Sunday, December 12, 2010

A Tear or Millions

At some point yesterday, I think I checked out.  I'm not sure how else to put it.  I took a nap yesterday afternoon, right as the kids were all getting up from their naps, and I had some intense dreams and when I woke up, I just didn't want to have to deal with the kids or my sisters or my parents.

I think my patience is exhausted.  It's just too much to have to keep my patience with my older sister, and at the same time stay pleasant with the kids, and attempt to be helpful to my parents.  Over the summer, we took a trip out to Iowa for a family reunion type thing, which included both sisters, my sister's (then) husband, and the three kids.  Any trip we've ever taken as a family, just the five of us, has been mostly disastrous and I can easily lay the blame on my older sister and my dad.  When one of them gets upset for any reason, the addition of the other one is like adding gasoline to a fire.  For the most part, the trip to Iowa was okay, and any problems that occurred were between my older sister and her husband.  However, I got very frustrated because my sisters and my mom (and my dad would almost always tag along) would take multiple (read: probably about 20 total) smoke breaks throughout the day, and because I don't smoke, I was the one left with all three kids.  In the hotel, at my aunt's house, at my grandmother's house, in the car on the road when we'd stop to eat, everywhere.  I love those kids to death, and if anything ever happened, I'd take them on as though they were my own, but given that my sisters and my parents were physically available and there, being left with the kids 20-something times each day was unacceptable.

I felt that way a lot this weekend, too.  I got really tired of being the one left inside the house with the three kids.  I try really hard to be gracious all the time, but I think I must have run out of grace because I just wanted to scream at my parents and my sisters for not giving a second thought to my wants and needs instead of only thinking of their own.

I gave a lot of thought to addiction this weekend.  I've often said that I have a predilection towards alcoholism because it's in my genes.  I've had weeks or months at a time where I've had at least one alcoholic beverage every day, but I always quit after about three drinks.  I hate how I feel after being intoxicated, and so I tend to not get too far drunk because I'm always wary of having to feel that way later.  I rarely drink to get drunk, I drink because it calms and quiets my busy brain and perhaps to feel some sense of control.  So because I guess I am averse to addiction, I have a very hard time comprehending it.  I guess the closest feeling I ever have to being addicted to something is sleep.  I get very upset and frustrated when my parents or my sisters indulge in their addictions - pot and cigarettes - especially when it leaves me in a lurch, or when they allocate money towards paying for pot or cigarettes when the money could go towards payments on their credit cards so we'll stop getting incessant phone calls to the house from creditors, or towards the mortgage payment for the house, or towards anything but what it ends up going towards.  

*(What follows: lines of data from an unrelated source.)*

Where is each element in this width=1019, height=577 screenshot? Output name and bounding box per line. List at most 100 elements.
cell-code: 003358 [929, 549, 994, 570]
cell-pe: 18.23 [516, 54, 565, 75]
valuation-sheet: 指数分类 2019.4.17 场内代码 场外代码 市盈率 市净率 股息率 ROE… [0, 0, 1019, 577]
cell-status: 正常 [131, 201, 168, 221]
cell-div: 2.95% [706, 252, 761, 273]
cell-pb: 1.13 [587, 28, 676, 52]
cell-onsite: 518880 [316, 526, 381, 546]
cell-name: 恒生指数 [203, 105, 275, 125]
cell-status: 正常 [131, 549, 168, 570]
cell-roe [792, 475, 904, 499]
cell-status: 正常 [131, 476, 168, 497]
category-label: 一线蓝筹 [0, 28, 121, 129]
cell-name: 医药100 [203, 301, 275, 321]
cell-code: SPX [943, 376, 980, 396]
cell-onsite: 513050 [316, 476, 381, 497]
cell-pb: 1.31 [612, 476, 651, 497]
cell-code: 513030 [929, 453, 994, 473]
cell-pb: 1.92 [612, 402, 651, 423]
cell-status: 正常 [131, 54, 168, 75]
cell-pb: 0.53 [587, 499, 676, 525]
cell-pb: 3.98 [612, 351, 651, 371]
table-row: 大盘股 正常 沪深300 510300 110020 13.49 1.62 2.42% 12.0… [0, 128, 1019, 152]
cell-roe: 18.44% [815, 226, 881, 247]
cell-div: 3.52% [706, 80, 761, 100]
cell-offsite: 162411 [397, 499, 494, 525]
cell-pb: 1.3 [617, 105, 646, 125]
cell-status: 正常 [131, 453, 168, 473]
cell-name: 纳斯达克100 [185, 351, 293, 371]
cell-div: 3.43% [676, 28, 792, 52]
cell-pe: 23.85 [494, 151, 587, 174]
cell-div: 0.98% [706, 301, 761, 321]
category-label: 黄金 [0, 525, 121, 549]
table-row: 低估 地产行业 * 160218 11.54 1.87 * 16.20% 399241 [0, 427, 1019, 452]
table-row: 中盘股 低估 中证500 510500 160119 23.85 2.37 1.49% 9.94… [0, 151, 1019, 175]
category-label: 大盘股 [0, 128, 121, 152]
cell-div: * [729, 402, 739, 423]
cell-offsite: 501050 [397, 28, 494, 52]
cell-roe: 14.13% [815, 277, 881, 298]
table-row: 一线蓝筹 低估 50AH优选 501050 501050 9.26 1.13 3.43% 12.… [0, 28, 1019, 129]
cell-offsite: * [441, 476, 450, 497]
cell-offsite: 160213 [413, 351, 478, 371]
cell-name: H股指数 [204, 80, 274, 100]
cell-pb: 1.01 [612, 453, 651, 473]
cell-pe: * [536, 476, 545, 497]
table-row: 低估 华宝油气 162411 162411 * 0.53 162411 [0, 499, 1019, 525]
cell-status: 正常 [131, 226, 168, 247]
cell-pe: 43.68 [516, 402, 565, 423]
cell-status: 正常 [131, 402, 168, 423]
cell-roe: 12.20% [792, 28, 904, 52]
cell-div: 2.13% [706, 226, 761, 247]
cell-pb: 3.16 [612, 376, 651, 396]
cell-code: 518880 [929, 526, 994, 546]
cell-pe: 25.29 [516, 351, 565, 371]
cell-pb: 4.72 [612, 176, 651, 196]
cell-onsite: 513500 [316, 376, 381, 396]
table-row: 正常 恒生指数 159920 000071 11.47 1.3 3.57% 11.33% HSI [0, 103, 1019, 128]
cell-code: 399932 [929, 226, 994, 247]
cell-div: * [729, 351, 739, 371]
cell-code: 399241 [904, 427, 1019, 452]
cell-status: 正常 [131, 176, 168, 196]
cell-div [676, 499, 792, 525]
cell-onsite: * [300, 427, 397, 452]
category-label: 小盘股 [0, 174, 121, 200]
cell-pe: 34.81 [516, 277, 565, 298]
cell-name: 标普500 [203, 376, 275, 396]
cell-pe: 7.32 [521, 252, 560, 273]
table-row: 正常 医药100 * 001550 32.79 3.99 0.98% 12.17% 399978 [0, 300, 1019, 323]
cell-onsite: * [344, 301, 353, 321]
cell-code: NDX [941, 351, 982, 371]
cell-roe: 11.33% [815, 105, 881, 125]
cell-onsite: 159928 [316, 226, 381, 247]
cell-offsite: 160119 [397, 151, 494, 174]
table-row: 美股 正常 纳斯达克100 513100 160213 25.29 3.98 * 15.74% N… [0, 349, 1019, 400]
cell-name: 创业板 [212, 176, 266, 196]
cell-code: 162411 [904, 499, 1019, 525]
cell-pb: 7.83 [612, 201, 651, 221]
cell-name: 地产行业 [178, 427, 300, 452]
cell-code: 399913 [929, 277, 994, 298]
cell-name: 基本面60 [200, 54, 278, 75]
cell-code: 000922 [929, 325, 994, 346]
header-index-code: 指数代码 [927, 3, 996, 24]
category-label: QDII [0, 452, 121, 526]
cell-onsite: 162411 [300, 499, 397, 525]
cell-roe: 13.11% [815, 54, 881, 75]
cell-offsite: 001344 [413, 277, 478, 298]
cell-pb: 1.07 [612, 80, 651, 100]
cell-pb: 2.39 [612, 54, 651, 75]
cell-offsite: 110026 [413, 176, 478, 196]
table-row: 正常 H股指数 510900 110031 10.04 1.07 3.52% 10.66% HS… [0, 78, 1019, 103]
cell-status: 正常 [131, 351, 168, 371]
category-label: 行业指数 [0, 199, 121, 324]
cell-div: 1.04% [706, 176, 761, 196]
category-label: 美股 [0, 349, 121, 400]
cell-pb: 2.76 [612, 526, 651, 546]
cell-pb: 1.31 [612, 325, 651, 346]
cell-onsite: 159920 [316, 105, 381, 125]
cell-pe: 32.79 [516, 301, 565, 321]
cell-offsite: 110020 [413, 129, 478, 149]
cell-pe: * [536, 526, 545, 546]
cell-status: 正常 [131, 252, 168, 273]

I know that I can't control other people's actions - that's something that I struggle with on a daily basis, especially being stuck in the situation I'm stuck in.  I feel so completely out of control and helpless.  I feel like no matter what I do, or don't do, it's the wrong thing.  I want to get out of here so badly, but I am trapped.  I'm financially chained to this hell for another couple of months at least, and I don't know if I can stick it out.  I'm tired of listening to my sister yell at her kids, I'm tired of not being able to find solace in my own home, I'm tired of watching my parents enable my sister, I'm tired of listening to my parents complain about not having any money, and I am most tired of not being able to do anything to change any of it.

It's times like this that I wish I had some kind of addiction with which I could temporarily escape this feeling of absolute helplessness.  I have nothing, and because I am who I am, I'm not likely to just up and leave the house to feel better; Phoenix doesn't deserve to be left here and there aren't many places I can take him with me.  So I figure that if he has to be stuck here, so do I.  It's not fair for me to leave him.  I'm very perturbed because he's so sensitive to the whole atmosphere of the house, and my sister gets so agitated so easily, that he gets very visibly upset and there's just about nothing I can do about that, either.  And when my sister gets agitated, my dad gets agitated, and then the whole feeling of the house changes to that of frustration and tension.

I'm tired of being so affected by all of this, and I'm tired of having to fight it off.  Right now, this very minute, I'm allowing it to sort of take over, because I'm in a safe place and I'm just exhausted from fighting it off every second of every day.  I know that it's just a feeling, and it's temporary, and it will go away, and as long as I focus on that aspect of it, I will be okay.  I need help, I just don't know where or how to get it.